ZendeskAirtable

Log Zendesk tickets to an Airtable table

A Zendesk + Airtable agent flow

Zendesk is great at handling a ticket and bad at letting you ask questions across all of them. The moment someone wants to slice support volume by week, tag, or priority and join it against other data, they're stuck exporting CSVs. This recipe keeps a queryable mirror up to date: your agent reads the latest Zendesk tickets and appends each as a row in an Airtable table you can filter, group, and chart. It calls get_tickets, walks the pages, and for each ticket calls create_record with the subject, status, priority, requester ID, and created time mapped to your table's fields. Zendesk answers when asked rather than pushing, so the agent runs on a cadence, every fifteen minutes or hourly, reads the new tickets since last time, and writes one row each.

The flow

Zendeskget_tickets

Fetch the latest tickets with pagination support.

Airtablecreate_record

Create a new record in a table with the given field values.

Step by step

  1. Lay out the Airtable table

    Create fields for the ticket attributes you'll want to query: ticket ID, subject, status, priority, requester ID, created time, and tags. The ticket ID field is what keeps the log from doubling up.

  2. Read the latest tickets

    The agent calls get_tickets and pages through the results. It keeps tickets created or updated since its last run, using the timestamp it stored, so it isn't re-reading the whole history each cycle.

  3. Append a row per ticket

    For each new ticket it calls create_record with the fields mapped from Zendesk. If you also want status changes reflected, match on the ticket ID and call update_records instead of creating a second row.

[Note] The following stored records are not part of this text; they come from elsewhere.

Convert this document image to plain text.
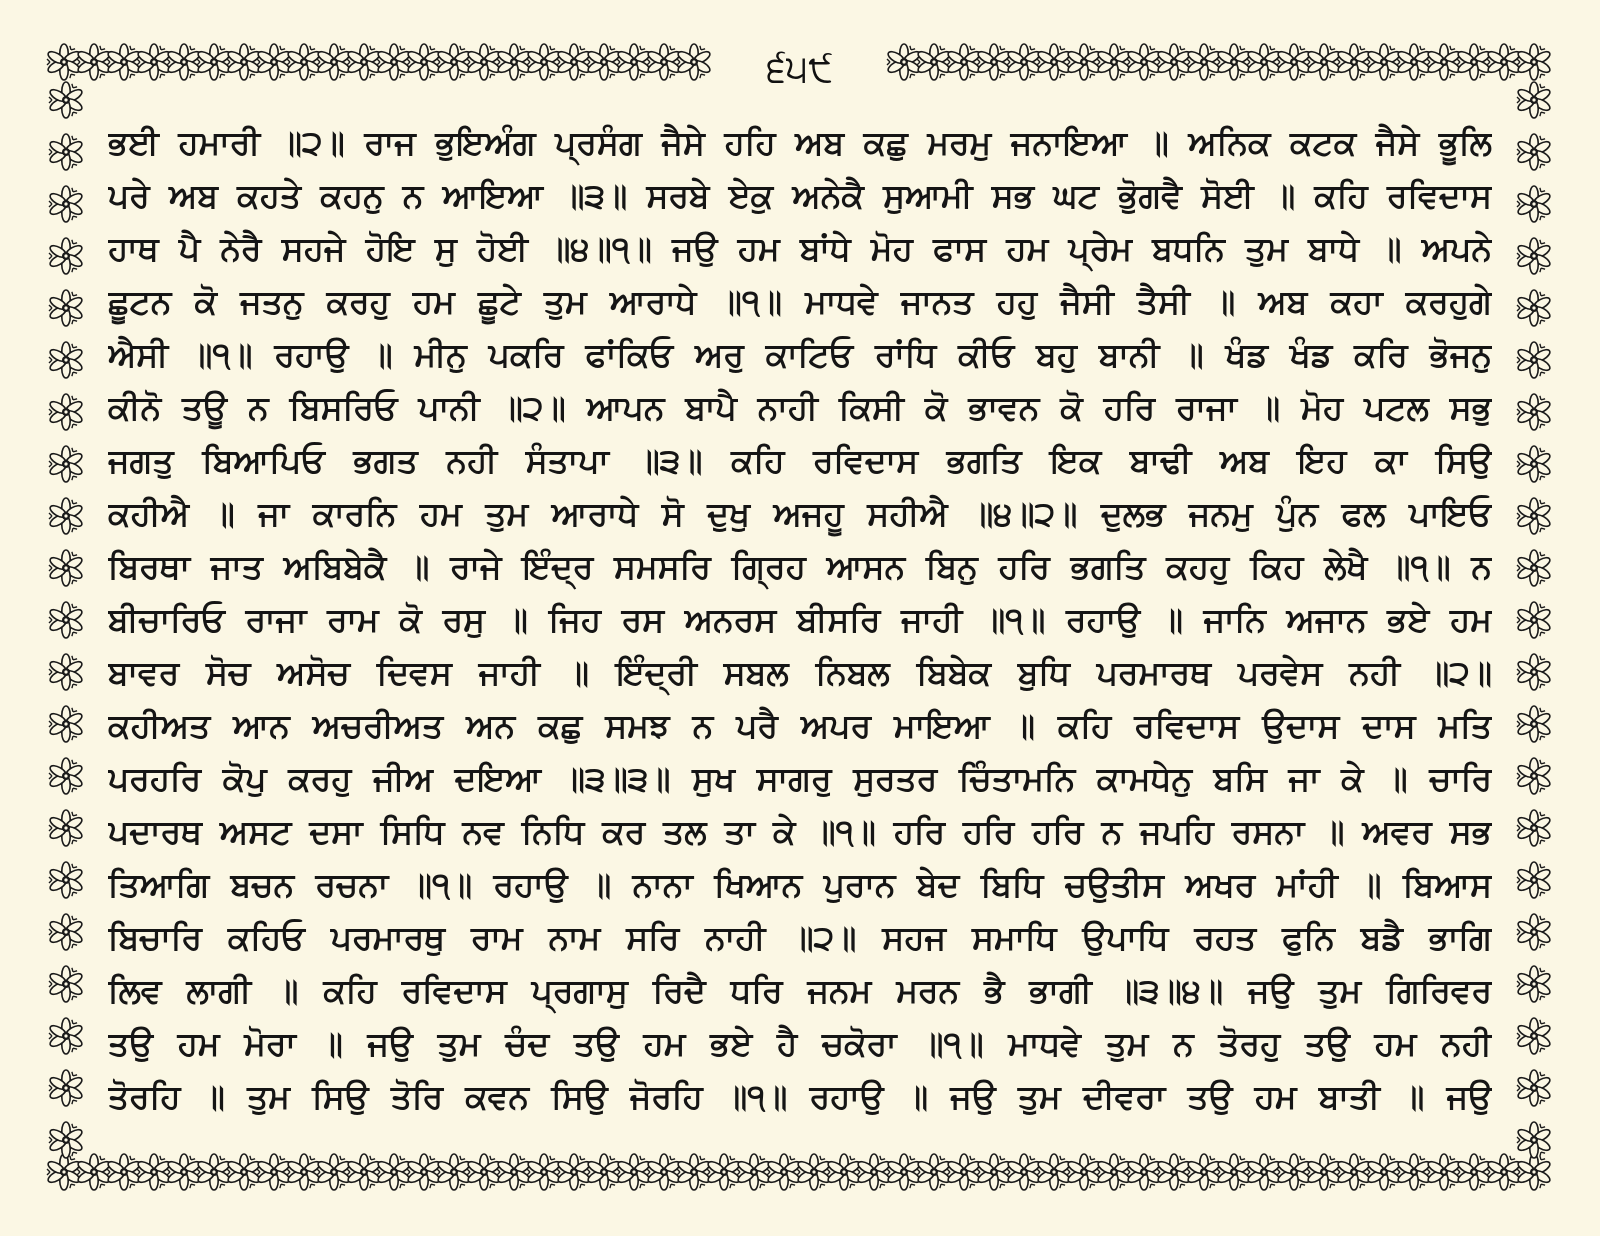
੬੫੯
ਭਈ ਹਮਾਰੀ ॥੨॥ ਰਾਜ ਭੁਇਅੰਗ ਪ੍ਰਸੰਗ ਜੈਸੇ ਹਹਿ ਅਬ ਕਛੁ ਮਰਮੁ ਜਨਾਇਆ ॥ ਅਨਿਕ ਕਟਕ ਜੈਸੇ ਭੂਲਿ
ਪਰੇ ਅਬ ਕਹਤੇ ਕਹਨੁ ਨ ਆਇਆ ॥੩॥ ਸਰਬੇ ਏਕੁ ਅਨੇਕੈ ਸੁਆਮੀ ਸਭ ਘਟ ਭੋੁਗਵੈ ਸੋਈ ॥ ਕਹਿ ਰਵਿਦਾਸ
ਹਾਥ ਪੈ ਨੇਰੈ ਸਹਜੇ ਹੋਇ ਸੁ ਹੋਈ ॥੪॥੧॥ ਜਉ ਹਮ ਬਾਂਧੇ ਮੋਹ ਫਾਸ ਹਮ ਪ੍ਰੇਮ ਬਧਨਿ ਤੁਮ ਬਾਧੇ ॥ ਅਪਨੇ
ਛੂਟਨ ਕੋ ਜਤਨੁ ਕਰਹੁ ਹਮ ਛੂਟੇ ਤੁਮ ਆਰਾਧੇ ॥੧॥ ਮਾਧਵੇ ਜਾਨਤ ਹਹੁ ਜੈਸੀ ਤੈਸੀ ॥ ਅਬ ਕਹਾ ਕਰਹੁਗੇ
ਐਸੀ ॥੧॥ ਰਹਾਉ ॥ ਮੀਨੁ ਪਕਰਿ ਫਾਂਕਿਓ ਅਰੁ ਕਾਟਿਓ ਰਾਂਧਿ ਕੀਓ ਬਹੁ ਬਾਨੀ ॥ ਖੰਡ ਖੰਡ ਕਰਿ ਭੋਜਨੁ
ਕੀਨੋ ਤਊ ਨ ਬਿਸਰਿਓ ਪਾਨੀ ॥੨॥ ਆਪਨ ਬਾਪੈ ਨਾਹੀ ਕਿਸੀ ਕੋ ਭਾਵਨ ਕੋ ਹਰਿ ਰਾਜਾ ॥ ਮੋਹ ਪਟਲ ਸਭੁ
ਜਗਤੁ ਬਿਆਪਿਓ ਭਗਤ ਨਹੀ ਸੰਤਾਪਾ ॥੩॥ ਕਹਿ ਰਵਿਦਾਸ ਭਗਤਿ ਇਕ ਬਾਢੀ ਅਬ ਇਹ ਕਾ ਸਿਉ
ਕਹੀਐ ॥ ਜਾ ਕਾਰਨਿ ਹਮ ਤੁਮ ਆਰਾਧੇ ਸੋ ਦੁਖੁ ਅਜਹੂ ਸਹੀਐ ॥੪॥੨॥ ਦੁਲਭ ਜਨਮੁ ਪੁੰਨ ਫਲ ਪਾਇਓ
ਬਿਰਥਾ ਜਾਤ ਅਬਿਬੇਕੈ ॥ ਰਾਜੇ ਇੰਦ੍ਰ ਸਮਸਰਿ ਗ੍ਰਿਹ ਆਸਨ ਬਿਨੁ ਹਰਿ ਭਗਤਿ ਕਹਹੁ ਕਿਹ ਲੇਖੈ ॥੧॥ ਨ
ਬੀਚਾਰਿਓ ਰਾਜਾ ਰਾਮ ਕੋ ਰਸੁ ॥ ਜਿਹ ਰਸ ਅਨਰਸ ਬੀਸਰਿ ਜਾਹੀ ॥੧॥ ਰਹਾਉ ॥ ਜਾਨਿ ਅਜਾਨ ਭਏ ਹਮ
ਬਾਵਰ ਸੋਚ ਅਸੋਚ ਦਿਵਸ ਜਾਹੀ ॥ ਇੰਦ੍ਰੀ ਸਬਲ ਨਿਬਲ ਬਿਬੇਕ ਬੁਧਿ ਪਰਮਾਰਥ ਪਰਵੇਸ ਨਹੀ ॥੨॥
ਕਹੀਅਤ ਆਨ ਅਚਰੀਅਤ ਅਨ ਕਛੁ ਸਮਝ ਨ ਪਰੈ ਅਪਰ ਮਾਇਆ ॥ ਕਹਿ ਰਵਿਦਾਸ ਉਦਾਸ ਦਾਸ ਮਤਿ
ਪਰਹਰਿ ਕੋਪੁ ਕਰਹੁ ਜੀਅ ਦਇਆ ॥੩॥੩॥ ਸੁਖ ਸਾਗਰੁ ਸੁਰਤਰ ਚਿੰਤਾਮਨਿ ਕਾਮਧੇਨੁ ਬਸਿ ਜਾ ਕੇ ॥ ਚਾਰਿ
ਪਦਾਰਥ ਅਸਟ ਦਸਾ ਸਿਧਿ ਨਵ ਨਿਧਿ ਕਰ ਤਲ ਤਾ ਕੇ ॥੧॥ ਹਰਿ ਹਰਿ ਹਰਿ ਨ ਜਪਹਿ ਰਸਨਾ ॥ ਅਵਰ ਸਭ
ਤਿਆਗਿ ਬਚਨ ਰਚਨਾ ॥੧॥ ਰਹਾਉ ॥ ਨਾਨਾ ਖਿਆਨ ਪੁਰਾਨ ਬੇਦ ਬਿਧਿ ਚਉਤੀਸ ਅਖਰ ਮਾਂਹੀ ॥ ਬਿਆਸ
ਬਿਚਾਰਿ ਕਹਿਓ ਪਰਮਾਰਥੁ ਰਾਮ ਨਾਮ ਸਰਿ ਨਾਹੀ ॥੨॥ ਸਹਜ ਸਮਾਧਿ ਉਪਾਧਿ ਰਹਤ ਫੁਨਿ ਬਡੈ ਭਾਗਿ
ਲਿਵ ਲਾਗੀ ॥ ਕਹਿ ਰਵਿਦਾਸ ਪ੍ਰਗਾਸੁ ਰਿਦੈ ਧਰਿ ਜਨਮ ਮਰਨ ਭੈ ਭਾਗੀ ॥੩॥੪॥ ਜਉ ਤੁਮ ਗਿਰਿਵਰ
ਤਉ ਹਮ ਮੋਰਾ ॥ ਜਉ ਤੁਮ ਚੰਦ ਤਉ ਹਮ ਭਏ ਹੈ ਚਕੋਰਾ ॥੧॥ ਮਾਧਵੇ ਤੁਮ ਨ ਤੋਰਹੁ ਤਉ ਹਮ ਨਹੀ
ਤੋਰਹਿ ॥ ਤੁਮ ਸਿਉ ਤੋਰਿ ਕਵਨ ਸਿਉ ਜੋਰਹਿ ॥੧॥ ਰਹਾਉ ॥ ਜਉ ਤੁਮ ਦੀਵਰਾ ਤਉ ਹਮ ਬਾਤੀ ॥ ਜਉ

  4. Track the high-water mark

    Store the newest ticket timestamp the agent processed. Next run it asks Zendesk only for tickets past that mark, which keeps the job cheap and avoids re-logging settled tickets.

Tell your agent

Every fifteen minutes, fetch the latest Zendesk tickets created since your last run. For each new ticket, create a record in the 'Support Log' table with the ticket ID, subject, status, priority, requester ID, tags, and created time. Track the newest ticket you've logged so you only pull tickets after it next time.

Setup

This flow needs both servers connected to your agent. Follow each install guide:

Worth knowing

  • create_record writes by Airtable field name, and the value type has to match the column, a single-select for status, a date for created time. Pull the schema once with describe_table and map each Zendesk field to the right column type, or the write is rejected.
  • get_tickets returns the latest tickets with pagination, so on a busy account the agent has to walk every page rather than trusting the first. Page until you reach tickets older than your last-seen timestamp, then stop.
  • Airtable's API rate-limits create_record to a few writes a second per base. On a backfill, throttle or batch the creates rather than firing one per ticket in a tight loop.

Questions

Should I create a new row when a ticket changes status?
Only if you want a full history of states. For a current-state log, match on the ticket ID and update the existing row with update_records instead of appending, so each ticket stays a single row.
Is the table updated in real time?
No. Zendesk responds to the agent's call, it doesn't push to Airtable. The log trails real time by your polling interval, which is fine for reporting and dashboards where a few minutes of lag doesn't matter.